The House of Representatives will vote Friday on a bill that aims to make the District of Columbia the 51st state in the nation.
Arguing against the bill on Thursday was U.S. Sen. Tom Cotton, R-Arkansas.
In his argument, Cotton compared the District of Columbia to Wyoming likely because a frequent criticism of those who desire Washington, D.C. to become a state is that the district has a higher population than the cowboy state.
“Yes, Wyoming is smaller than Washington, D.C. by population,” Cotton said. “But it has three times as many workers in mining, logging, and construction and 10 times as many workers in manufacturing.”
“In other words, Wyoming is a well-rounded working class state. A new state of Washington, D.C. would not be,” he said.
“What vital interests would the new state of Washington, DC represent? Lobbying? Bureaucracy?” he asked himself.
“By far the largest group of workers in the city are bureaucrats and other white collar professionals,” he said. This state would be nothing more than an appendage of the federal government.”
The aftermath? Predictable.
Just as he was roundly criticized by the mainstream media for an opinion piece he authored in the New York Times advocating the federal government push back on rioters in the country, he was slammed for this opinion as well.

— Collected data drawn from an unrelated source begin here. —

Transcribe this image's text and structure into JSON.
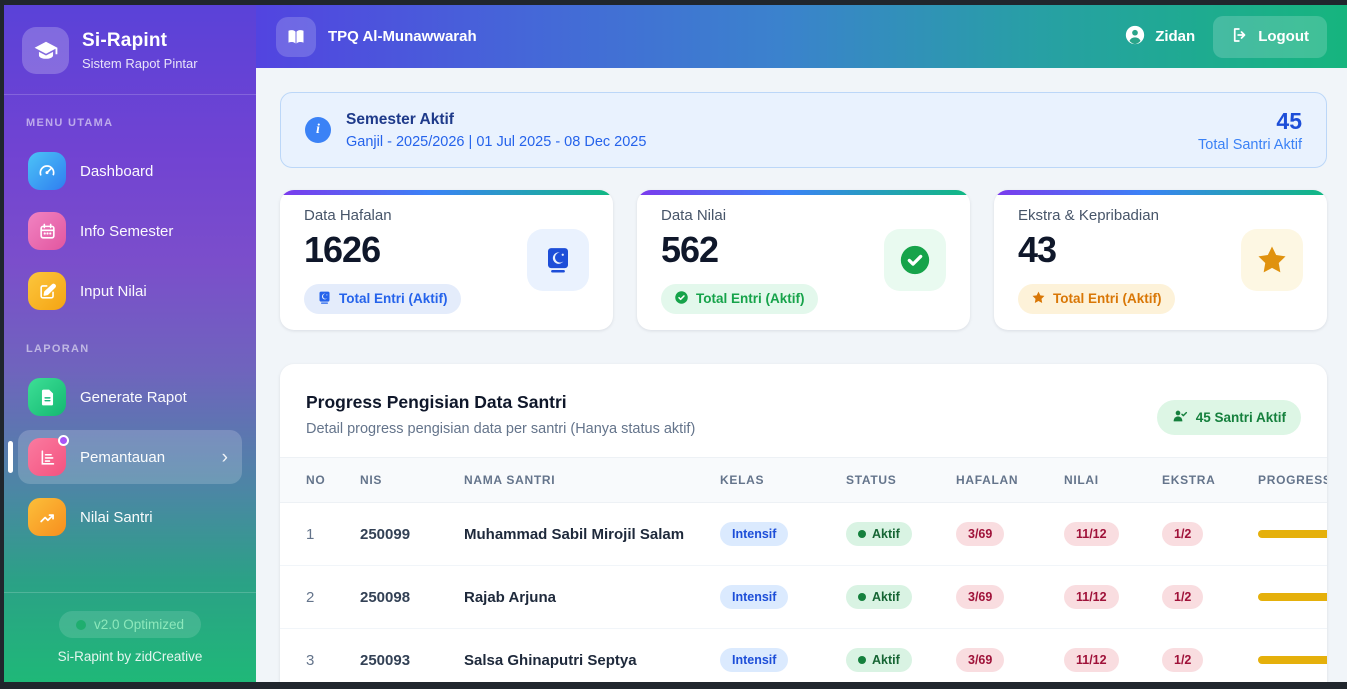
{
  "app": {
    "name": "Si-Rapint",
    "tagline": "Sistem Rapot Pintar"
  },
  "sidebar": {
    "menu_section_label": "MENU UTAMA",
    "report_section_label": "LAPORAN",
    "items": {
      "dashboard": "Dashboard",
      "info_semester": "Info Semester",
      "input_nilai": "Input Nilai",
      "generate_rapot": "Generate Rapot",
      "pemantauan": "Pemantauan",
      "nilai_santri": "Nilai Santri"
    },
    "footer": {
      "version_badge": "v2.0 Optimized",
      "credit": "Si-Rapint by zidCreative"
    }
  },
  "header": {
    "school_name": "TPQ Al-Munawwarah",
    "user_name": "Zidan",
    "logout_label": "Logout"
  },
  "banner": {
    "title": "Semester Aktif",
    "detail": "Ganjil - 2025/2026 | 01 Jul 2025 - 08 Dec 2025",
    "total_value": "45",
    "total_label": "Total Santri Aktif"
  },
  "stats": [
    {
      "label": "Data Hafalan",
      "value": "1626",
      "badge_label": "Total Entri (Aktif)",
      "icon": "quran-icon",
      "color": "#2563eb"
    },
    {
      "label": "Data Nilai",
      "value": "562",
      "badge_label": "Total Entri (Aktif)",
      "icon": "check-circle-icon",
      "color": "#16a34a"
    },
    {
      "label": "Ekstra & Kepribadian",
      "value": "43",
      "badge_label": "Total Entri (Aktif)",
      "icon": "star-icon",
      "color": "#d97706"
    }
  ],
  "progress_section": {
    "title": "Progress Pengisian Data Santri",
    "subtitle": "Detail progress pengisian data per santri (Hanya status aktif)",
    "active_badge": "45 Santri Aktif",
    "columns": [
      "NO",
      "NIS",
      "NAMA SANTRI",
      "KELAS",
      "STATUS",
      "HAFALAN",
      "NILAI",
      "EKSTRA",
      "PROGRESS"
    ],
    "rows": [
      {
        "no": "1",
        "nis": "250099",
        "nama": "Muhammad Sabil Mirojil Salam",
        "kelas": "Intensif",
        "status": "Aktif",
        "hafalan": "3/69",
        "nilai": "11/12",
        "ekstra": "1/2"
      },
      {
        "no": "2",
        "nis": "250098",
        "nama": "Rajab Arjuna",
        "kelas": "Intensif",
        "status": "Aktif",
        "hafalan": "3/69",
        "nilai": "11/12",
        "ekstra": "1/2"
      },
      {
        "no": "3",
        "nis": "250093",
        "nama": "Salsa Ghinaputri Septya",
        "kelas": "Intensif",
        "status": "Aktif",
        "hafalan": "3/69",
        "nilai": "11/12",
        "ekstra": "1/2"
      }
    ]
  },
  "palette": {
    "sidebar_top": "#5a42d8",
    "sidebar_bottom": "#1fb878",
    "header_left": "#5244e0",
    "header_right": "#16b57e",
    "accent_blue": "#2563eb",
    "accent_green": "#16a34a",
    "accent_amber": "#d97706",
    "progress_gold": "#e5b00b",
    "banner_blue": "#e9f2fe"
  }
}
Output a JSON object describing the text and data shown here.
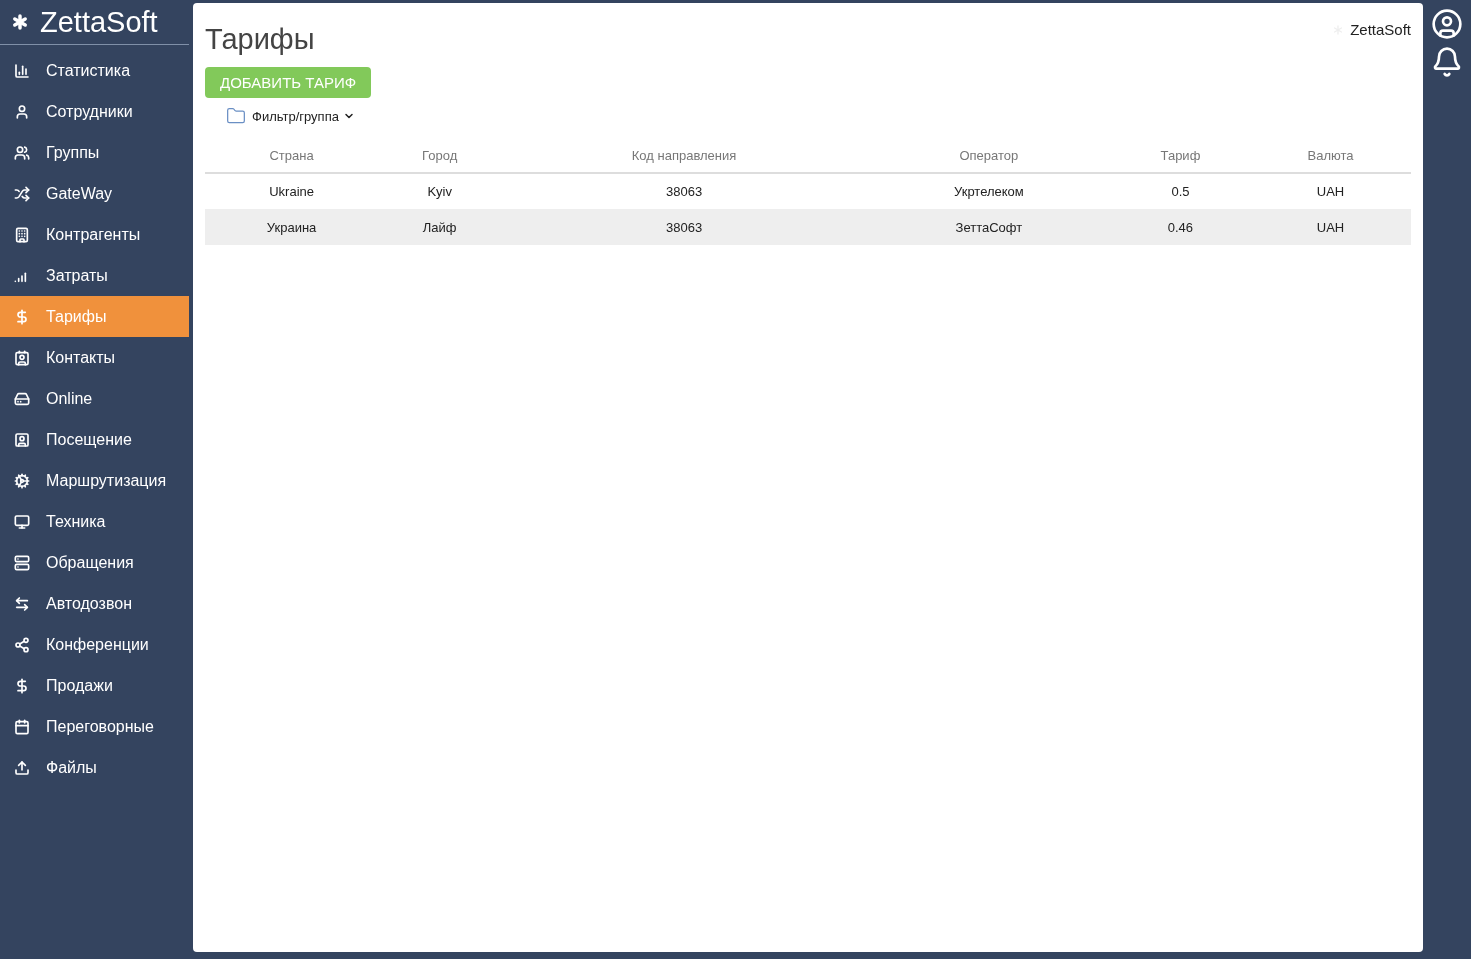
{
  "sidebar": {
    "logo": "ZettaSoft",
    "items": [
      {
        "label": "Статистика",
        "selected": false
      },
      {
        "label": "Сотрудники",
        "selected": false
      },
      {
        "label": "Группы",
        "selected": false
      },
      {
        "label": "GateWay",
        "selected": false
      },
      {
        "label": "Контрагенты",
        "selected": false
      },
      {
        "label": "Затраты",
        "selected": false
      },
      {
        "label": "Тарифы",
        "selected": true
      },
      {
        "label": "Контакты",
        "selected": false
      },
      {
        "label": "Online",
        "selected": false
      },
      {
        "label": "Посещение",
        "selected": false
      },
      {
        "label": "Маршрутизация",
        "selected": false
      },
      {
        "label": "Техника",
        "selected": false
      },
      {
        "label": "Обращения",
        "selected": false
      },
      {
        "label": "Автодозвон",
        "selected": false
      },
      {
        "label": "Конференции",
        "selected": false
      },
      {
        "label": "Продажи",
        "selected": false
      },
      {
        "label": "Переговорные",
        "selected": false
      },
      {
        "label": "Файлы",
        "selected": false
      }
    ]
  },
  "page": {
    "title": "Тарифы",
    "brand": "ZettaSoft",
    "add_button": "ДОБАВИТЬ ТАРИФ",
    "filter": "Фильтр/группа"
  },
  "table": {
    "columns": [
      "Страна",
      "Город",
      "Код направления",
      "Оператор",
      "Тариф",
      "Валюта"
    ],
    "rows": [
      [
        "Ukraine",
        "Kyiv",
        "38063",
        "Укртелеком",
        "0.5",
        "UAH"
      ],
      [
        "Украина",
        "Лайф",
        "38063",
        "ЗеттаСофт",
        "0.46",
        "UAH"
      ]
    ]
  }
}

“Why should should people’s political rights depend on their participation in the resource-extraction economy? Is it because people who work in those fields are … well, hold that thought,” wrote New York magazine’s Jonathan Chait.
Mark Joseph Stern of Slate magazine tweeted, “Tom Cotton is racist.”
Max Berger, who describes himself as a political organizer for social democracy went there too.
“Wyoming: 578,759 residents; 91.6% of them are white. D.C.: 705,749 residents; 45.5% of them are Black. Tom Cotton thinks Wyoming should be a state, but D.C. should not. I wonder why!,” he tweeted.
The likelihood of Washington, D.C. becoming a state — at least for now — is small. Senator Mitch McConnell has vowed that the bill never see the light of day on the senate side and President Trump has said he would veto any such bill.
As for public support, only 29% of the country supports it according to a recent Gallup poll.